Le Conseil national ne peut pas amender les textes qui lui sont transmis par l'autre chambre. Ayant néanmoins le droit d'indiquer son opinion sur toutes les questions entrant dans le champ de compétence de la chambre basse, il peut proposer à cette dernière l'adoption d'amendements, à l'initiative des conseillers ou des commissions.

3) Procédure législative

Les projets ou les propositions de loi sont examinés et votés par l'Assemblée nationale, après quoi ils sont transmis au Conseil national.

Dans un délai de 7 jours, le Conseil national peut demander que l'Assemblée nationale procède à un nouveau vote d'ensemble sur le texte. La loi doit alors être adoptée à la majorité des membres de l'Assemblée nationale, soit 46 voix.

On doit bien noter que, contrairement par exemple à ce qu'on observe en Allemagne, le véto suspensif du Conseil national slovène n'entraîne pas un réexamen véritable du texte par la Chambre basse. La loi votée par l'Assemblée en première lecture ne peut en effet être amendée en fonction des observations formulées par le Conseil national : soit le véto est levé et le texte dans son ensemble est adopté, soit il n'est pas levé et le texte dans son ensemble échoue.

L'usage du véto suspensif est fréquent et conduit à l'échec complet de la procédure législative dans environ 20% des cas, alors que bien souvent le désaccord entre les deux chambres ne porte pas sur la totalité du texte, mais uniquement sur certaines de ses dispositions.

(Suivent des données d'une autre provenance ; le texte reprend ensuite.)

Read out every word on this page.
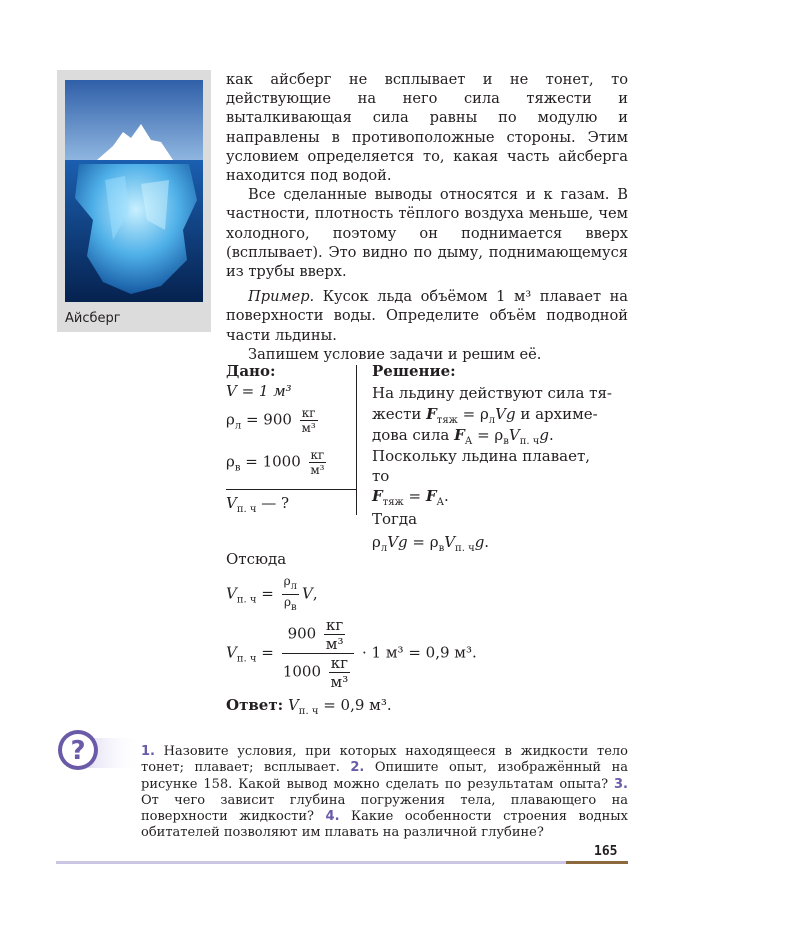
Айсберг

как айсберг не всплывает и не тонет, то действующие на него сила тяжести и выталкивающая сила равны по модулю и направлены в противоположные стороны. Этим условием определяется то, какая часть айсберга находится под водой.

Все сделанные выводы относятся и к газам. В частности, плотность тёплого воздуха меньше, чем холодного, поэтому он поднимается вверх (всплывает). Это видно по дыму, поднимающемуся из трубы вверх.

Пример. Кусок льда объёмом 1 м³ плавает на поверхности воды. Определите объём подводной части льдины.

Запишем условие задачи и решим её.

Дано:
V = 1 м³
$\rho_л = 900 \frac{кг}{\text{м³}}$
$\rho_в = 1000 \frac{кг}{\text{м³}}$
$V_{п. ч}$ — ?
Решение:
На льдину действуют сила тя-
жести $F_{тяж} = \rho_лVg$ и архиме-
дова сила $F_А = \rho_вV_{п. ч}g$.
Поскольку льдина плавает,
то
$F_{тяж} = F_А$.
Тогда
$\rho_лVg = \rho_вV_{п. ч}g$.
Отсюда
$V_{п. ч} = \frac{\rho_л}{\rho_в} V$,
$V_{п. ч} = \frac{900 \frac{кг}{\text{м³}}}{1000 \frac{кг}{\text{м³}}} \cdot 1$ м³ = 0,9 м³.
Ответ: $V_{п. ч} = 0,9$ м³.
?	1. Назовите условия, при которых находящееся в жидкости тело тонет; плавает; всплывает. 2. Опишите опыт, изображённый на рисунке 158. Какой вывод можно сделать по результатам опыта? 3. От чего зависит глубина погружения тела, плавающего на поверхности жидкости? 4. Какие особенности строения водных обитателей позволяют им плавать на различной глубине?
165
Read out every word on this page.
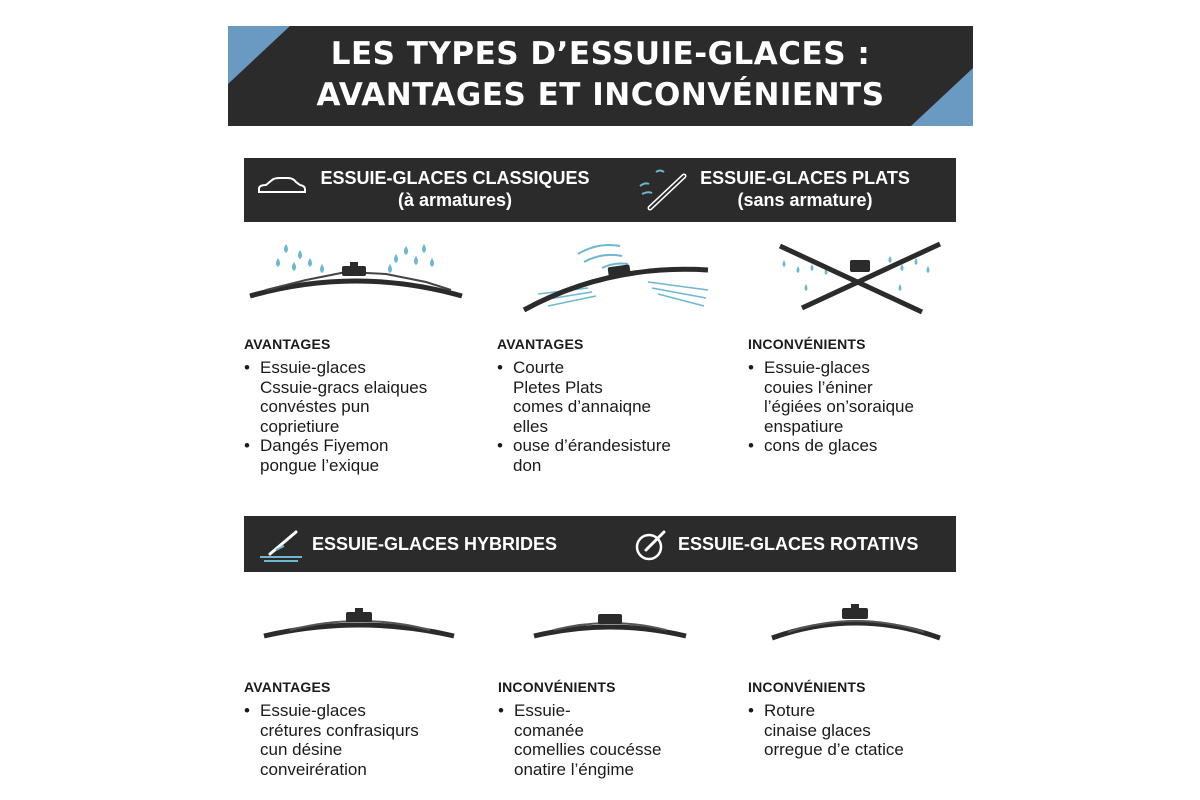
LES TYPES D’ESSUIE-GLACES :
AVANTAGES ET INCONVÉNIENTS
ESSUIE-GLACES CLASSIQUES
(à armatures)
ESSUIE-GLACES PLATS
(sans armature)
AVANTAGES
• Essuie-glaces
Cssuie-gracs elaiques
convéstes pun
coprietiure
• Dangés Fiyemon
pongue l’exique
AVANTAGES
• Courte
Pletes Plats
comes d’annaiqne
elles
• ouse d’érandesisture
don
INCONVÉNIENTS
• Essuie-glaces
couies l’éniner
l’égiées on’soraique
enspatiure
• cons de glaces
ESSUIE-GLACES HYBRIDES	ESSUIE-GLACES ROTATIVS
AVANTAGES
• Essuie-glaces
crétures confrasiqurs
cun désine
conveirération
INCONVÉNIENTS
• Essuie-
comanée
comellies coucésse
onatire l’éngime
INCONVÉNIENTS
• Roture
cinaise glaces
orregue d’e ctatice
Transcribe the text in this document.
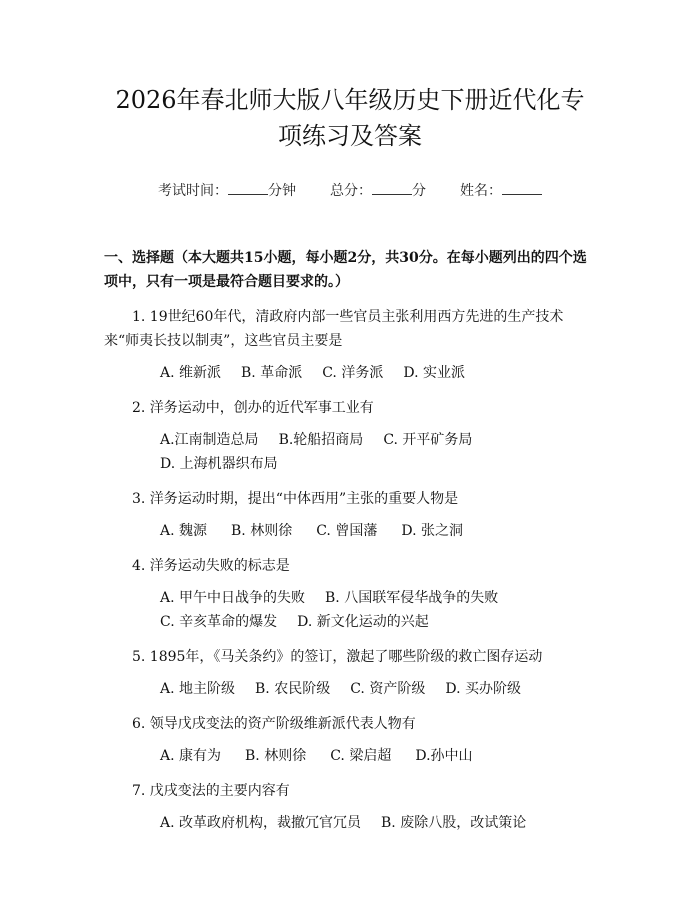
2026年春北师大版八年级历史下册近代化专
项练习及答案
考试时间：	分钟 总分：	分 姓名：
一、选择题（本大题共15小题，每小题2分，共30分。在每小题列出的四个选项中，只有一项是最符合题目要求的。）
1. 19世纪60年代，清政府内部一些官员主张利用西方先进的生产技术来“师夷长技以制夷”，这些官员主要是
A. 维新派 B. 革命派 C. 洋务派 D. 实业派
2. 洋务运动中，创办的近代军事工业有
A.江南制造总局 B.轮船招商局 C. 开平矿务局
D. 上海机器织布局
3. 洋务运动时期，提出“中体西用”主张的重要人物是
A. 魏源 B. 林则徐 C. 曾国藩 D. 张之洞
4. 洋务运动失败的标志是
A. 甲午中日战争的失败 B. 八国联军侵华战争的失败
C. 辛亥革命的爆发 D. 新文化运动的兴起
5. 1895年，《马关条约》的签订，激起了哪些阶级的救亡图存运动
A. 地主阶级 B. 农民阶级 C. 资产阶级 D. 买办阶级
6. 领导戊戌变法的资产阶级维新派代表人物有
A. 康有为 B. 林则徐 C. 梁启超 D.孙中山
7. 戊戌变法的主要内容有
A. 改革政府机构，裁撤冗官冗员 B. 废除八股，改试策论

Le Conseil national peut également demander, à la majorité des suffrages de tous ses membres, la tenue d'un référendum législatif à l'Assemblée nationale qui doit alors en fixer la date. C'est, comme le véto suspensif, un outil dissuasif qui conduit la Chambre basse à intégrer en amont du processus législatif certaines des remarques du Conseil national.

B - POUVOIR DE CONTRÔLE

Le Conseil national peut, à la majorité des conseillers présents, demander une enquête sur des affaires à caractère public à l'Assemblée nationale, qui nomme alors une commission d'enquête. L'Assemblée nationale peut étendre ou modifier la demande si son auteur ne s'y oppose pas.

V - DISPOSITIONS DIVERSES

A - AVIS

Le Conseil national peut donner son avis à l'Assemblée nationale sur toutes les affaires traitées par cette dernière.

A la demande de l'Assemblée nationale, le Conseil national doit exprimer son avis sur une affaire particulière.

Les propositions, initiatives ou questions qui sont transmises par le Conseil national sont envoyées par le Président de l'Assemblée nationale à tous les députés, à la commission compétence et au Gouvernement. Ce dernier, de même que la commission saisie, sont tenus de faire connaître à l'Assemblée nationale leur opinion. Un représentant du Conseil national peut être invité à une réunion de l'organe de l'Assemblée nationale qui examine l'avis du Conseil. Le président de l'organe informe ensuite le Président du Conseil national de la position adoptée.

B - SAISINE DU CONSEIL CONSTITUTIONNEL

Le Conseil national peut saisir le Conseil constitutionnel du contrôle de constitutionnalité et de légalité des actes réglementaires et généraux.